Global output will probably drop to 181.8 million tons in 2013-2014 from 185.8 million tons a year earlier and be smaller than a previous estimate of 182.8 million tons, according to London-based Czarnikow, which traded 2.4 million tons of raw sugar last year and 800,000 tons of the refined variety.
“We expect the first quarter of next year to be tight,” said Ivan Melo, a commercial director for sugar at Raizen, a joint venture of Royal Dutch Shell Plc and Cosan SA Industria & Comercio, in Sao Paulo. “The market should go up a little bit depending on how the tightness will be fulfilled,” he said in an interview in New Delhi on Sept. 17.
Consumption in China, the world’s second-largest economy, will climb to 16.25 million tons raw value in the 12 months starting on Oct. 1 from 15.80 million tons a year earlier, according to the London-based International Sugar Organization. Demand in Indonesia will increase to 5.92 million tons from 5.74 million tons, it said in a report last month.

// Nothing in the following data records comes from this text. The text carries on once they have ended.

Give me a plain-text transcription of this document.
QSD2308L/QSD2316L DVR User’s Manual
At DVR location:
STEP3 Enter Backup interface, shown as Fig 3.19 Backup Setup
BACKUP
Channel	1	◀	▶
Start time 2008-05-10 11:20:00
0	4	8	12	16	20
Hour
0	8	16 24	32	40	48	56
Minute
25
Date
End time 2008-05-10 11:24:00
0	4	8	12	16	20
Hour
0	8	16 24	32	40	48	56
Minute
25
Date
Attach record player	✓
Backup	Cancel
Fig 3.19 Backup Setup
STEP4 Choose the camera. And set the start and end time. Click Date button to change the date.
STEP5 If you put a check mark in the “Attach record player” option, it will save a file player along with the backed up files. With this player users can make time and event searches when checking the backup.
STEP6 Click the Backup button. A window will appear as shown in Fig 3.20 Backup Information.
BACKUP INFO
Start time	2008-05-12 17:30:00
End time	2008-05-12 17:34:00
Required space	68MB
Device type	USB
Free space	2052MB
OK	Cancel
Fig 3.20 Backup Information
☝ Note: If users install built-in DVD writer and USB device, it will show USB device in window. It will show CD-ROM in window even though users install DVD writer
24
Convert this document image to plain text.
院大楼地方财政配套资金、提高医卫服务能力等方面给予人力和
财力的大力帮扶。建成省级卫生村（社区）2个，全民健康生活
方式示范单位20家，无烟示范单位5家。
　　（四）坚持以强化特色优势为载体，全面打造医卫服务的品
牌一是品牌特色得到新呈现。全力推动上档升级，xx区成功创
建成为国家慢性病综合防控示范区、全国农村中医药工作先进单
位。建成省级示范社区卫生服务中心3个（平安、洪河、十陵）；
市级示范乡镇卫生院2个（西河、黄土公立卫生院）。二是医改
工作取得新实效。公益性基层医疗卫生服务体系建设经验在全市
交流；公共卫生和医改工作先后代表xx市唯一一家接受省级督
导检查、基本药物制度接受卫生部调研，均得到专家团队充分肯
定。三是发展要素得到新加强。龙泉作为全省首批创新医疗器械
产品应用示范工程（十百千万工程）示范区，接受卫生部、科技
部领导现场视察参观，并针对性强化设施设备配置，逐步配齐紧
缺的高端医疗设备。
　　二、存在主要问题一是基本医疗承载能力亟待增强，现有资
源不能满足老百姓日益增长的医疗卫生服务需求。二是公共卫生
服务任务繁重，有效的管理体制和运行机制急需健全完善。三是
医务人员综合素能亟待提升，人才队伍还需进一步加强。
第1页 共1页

“China continues to be an important influence on the market by sporadically buying large quantities of sugar,” said Charlotte Kingsman, an analyst with Kingsman, a unit of McGraw-Hill Financial Inc.’s Platts. “Indonesia has been buying large quantities of raw sugar. The demand in the country is growing at a very steady pace,” she said by e-mail Sept. 19.
India, the second-biggest producer, may have to export 2 million tons to 3 million tons to cut inventories from a five-year high, according to Rahil Shaikh, managing director of ED&F Man Commodities India Pvt., in New Delhi on Sept. 16.
“If India has the ability to send the two million tons of sugar that they need to export as raw sugar at the beginning of the next year, then the market will not go up,” said Raizen’s Ivan Melo.